(ECNS) -- According to data from the seventh population census and that from the National Bureau of Statistics, there are about 51.04 million sexagenarians in China, of whom more than 60 percent are engaged in primary industry, including agriculture, forestry, animal husbandry and fishing.
Data from the census yearbook of 2020 shows 62.44 percent of relatively-young seniors, or over 30 million, engage in agriculture, forestry, animal husbandry and fishery, mainly planting.
Dong Yuzhen, a population expert from the Guangdong Academy of Population Development, said that the elderly in the agricultural population has no fixed income and have to continue to make a living.
They won’t retire and have always been employed, said Dong.
At the end of last year, public data showed that the average actual monthly pension was 188 yuan (about $27.28), about 5.26 percent of the 3,577 yuan per month of urban workers.
For many rural elderly, their main source of livelihood depends on their own labor income or children's support. Apart from agriculture, forestry, animal husbandry and fishery, among sexagenarians who are employed, 7.29 percent engage in manufacturing, 8.31 percent in construction and 6.61 percent in wholesale and retail.
Generally, a considerable part of those still employed live in rural areas.
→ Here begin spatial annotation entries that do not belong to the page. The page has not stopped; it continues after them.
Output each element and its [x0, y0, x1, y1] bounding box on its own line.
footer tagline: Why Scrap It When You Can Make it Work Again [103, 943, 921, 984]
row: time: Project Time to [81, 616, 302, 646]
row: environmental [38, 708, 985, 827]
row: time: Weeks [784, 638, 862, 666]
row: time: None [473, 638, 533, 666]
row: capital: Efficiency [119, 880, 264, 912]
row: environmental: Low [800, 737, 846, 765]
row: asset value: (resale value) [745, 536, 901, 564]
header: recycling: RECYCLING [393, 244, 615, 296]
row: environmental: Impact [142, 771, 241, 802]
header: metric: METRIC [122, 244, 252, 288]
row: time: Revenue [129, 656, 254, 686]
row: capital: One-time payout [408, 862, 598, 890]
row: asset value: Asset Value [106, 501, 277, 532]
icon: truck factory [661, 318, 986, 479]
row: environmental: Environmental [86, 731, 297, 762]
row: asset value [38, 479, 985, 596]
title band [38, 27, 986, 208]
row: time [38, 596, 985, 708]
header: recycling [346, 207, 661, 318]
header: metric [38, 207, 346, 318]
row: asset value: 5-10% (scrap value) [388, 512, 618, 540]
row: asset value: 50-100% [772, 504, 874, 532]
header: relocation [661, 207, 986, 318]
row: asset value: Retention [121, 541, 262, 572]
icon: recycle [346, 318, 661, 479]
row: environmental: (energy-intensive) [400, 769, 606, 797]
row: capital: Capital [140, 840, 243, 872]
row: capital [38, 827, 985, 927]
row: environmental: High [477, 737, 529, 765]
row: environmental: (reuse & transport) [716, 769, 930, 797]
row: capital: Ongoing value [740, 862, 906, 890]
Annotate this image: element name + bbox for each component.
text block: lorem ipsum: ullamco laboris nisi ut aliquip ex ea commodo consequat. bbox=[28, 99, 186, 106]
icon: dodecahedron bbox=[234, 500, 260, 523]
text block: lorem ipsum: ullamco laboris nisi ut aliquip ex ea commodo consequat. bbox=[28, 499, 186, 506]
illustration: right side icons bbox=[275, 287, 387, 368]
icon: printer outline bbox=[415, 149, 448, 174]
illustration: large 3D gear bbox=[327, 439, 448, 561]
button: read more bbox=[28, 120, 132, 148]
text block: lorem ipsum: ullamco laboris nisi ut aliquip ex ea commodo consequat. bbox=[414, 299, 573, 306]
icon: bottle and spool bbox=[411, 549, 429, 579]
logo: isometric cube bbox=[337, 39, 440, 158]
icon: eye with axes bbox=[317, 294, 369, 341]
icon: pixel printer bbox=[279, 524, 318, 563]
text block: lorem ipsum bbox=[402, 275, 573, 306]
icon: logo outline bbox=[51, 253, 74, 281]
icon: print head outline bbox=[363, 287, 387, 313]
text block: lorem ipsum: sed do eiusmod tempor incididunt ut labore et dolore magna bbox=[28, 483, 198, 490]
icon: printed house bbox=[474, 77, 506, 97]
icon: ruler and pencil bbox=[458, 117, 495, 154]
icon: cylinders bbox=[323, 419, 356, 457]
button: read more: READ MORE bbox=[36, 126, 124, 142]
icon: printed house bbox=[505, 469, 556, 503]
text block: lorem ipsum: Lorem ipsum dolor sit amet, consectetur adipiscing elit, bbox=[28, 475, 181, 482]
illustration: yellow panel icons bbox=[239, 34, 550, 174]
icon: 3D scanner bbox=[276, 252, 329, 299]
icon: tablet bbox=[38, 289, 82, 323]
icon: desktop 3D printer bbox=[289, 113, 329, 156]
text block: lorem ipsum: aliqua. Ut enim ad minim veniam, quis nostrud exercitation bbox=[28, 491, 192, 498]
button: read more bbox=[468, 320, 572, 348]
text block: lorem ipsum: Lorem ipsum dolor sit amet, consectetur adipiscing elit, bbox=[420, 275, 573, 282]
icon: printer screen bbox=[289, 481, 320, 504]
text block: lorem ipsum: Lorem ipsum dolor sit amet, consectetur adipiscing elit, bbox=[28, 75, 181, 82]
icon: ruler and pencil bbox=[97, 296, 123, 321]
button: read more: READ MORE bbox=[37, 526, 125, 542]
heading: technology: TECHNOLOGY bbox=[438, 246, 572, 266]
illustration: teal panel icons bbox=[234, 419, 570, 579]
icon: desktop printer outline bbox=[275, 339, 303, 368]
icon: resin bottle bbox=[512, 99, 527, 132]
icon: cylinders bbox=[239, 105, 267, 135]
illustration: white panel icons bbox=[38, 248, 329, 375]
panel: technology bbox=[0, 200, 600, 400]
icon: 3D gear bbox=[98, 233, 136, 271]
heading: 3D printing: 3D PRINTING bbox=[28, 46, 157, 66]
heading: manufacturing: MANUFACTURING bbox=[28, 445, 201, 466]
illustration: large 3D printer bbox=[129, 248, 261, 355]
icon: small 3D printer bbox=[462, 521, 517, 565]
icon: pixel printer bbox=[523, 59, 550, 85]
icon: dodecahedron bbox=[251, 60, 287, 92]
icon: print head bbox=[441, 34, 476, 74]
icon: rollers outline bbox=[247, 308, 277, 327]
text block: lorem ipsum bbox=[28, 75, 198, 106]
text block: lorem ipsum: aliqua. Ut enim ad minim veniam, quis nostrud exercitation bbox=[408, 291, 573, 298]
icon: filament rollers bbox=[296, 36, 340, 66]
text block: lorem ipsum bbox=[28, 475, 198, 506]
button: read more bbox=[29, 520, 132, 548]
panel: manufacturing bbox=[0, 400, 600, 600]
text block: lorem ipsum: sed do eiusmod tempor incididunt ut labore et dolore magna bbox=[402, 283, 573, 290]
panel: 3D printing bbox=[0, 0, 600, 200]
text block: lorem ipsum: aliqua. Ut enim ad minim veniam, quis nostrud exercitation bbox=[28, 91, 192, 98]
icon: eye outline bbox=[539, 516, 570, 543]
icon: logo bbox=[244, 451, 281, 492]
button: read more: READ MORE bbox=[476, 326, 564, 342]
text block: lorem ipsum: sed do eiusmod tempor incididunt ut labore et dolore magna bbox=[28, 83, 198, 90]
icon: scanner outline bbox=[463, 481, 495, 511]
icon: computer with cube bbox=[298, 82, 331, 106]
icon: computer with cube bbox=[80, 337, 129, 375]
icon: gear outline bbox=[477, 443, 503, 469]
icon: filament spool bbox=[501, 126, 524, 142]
Therefore, it is necessary to improve the financial subsidy standard and level of basic farmer pensions.
Niu Fengrui, former head of the Chinese Academy of Social Sciences City Development and Environment Institute, said most farmers will never retire.
With the development of the national economy and the improvement of public financial resources, the pension level of farmers should be appropriately raised, which can solve their living problems to a great extent, the expert said.
In addition, experts also suggested that an employment system for the elderly should be set up as more and more try to find jobs again after retirement.
They believe that adjusting relevant laws and regulations in a timely manner to provide basic labor security for over-age workers is significant to promote re-employment.
Ding Changfa, associate professor of the Economics Department of Xiamen University, said not all positions are suitable for the reemployment of old people, like manual labor.
He said the country should give full play to the resource advantage of its sexagenarians. For example, many can help their children take care of their babies, which could make a great contribution.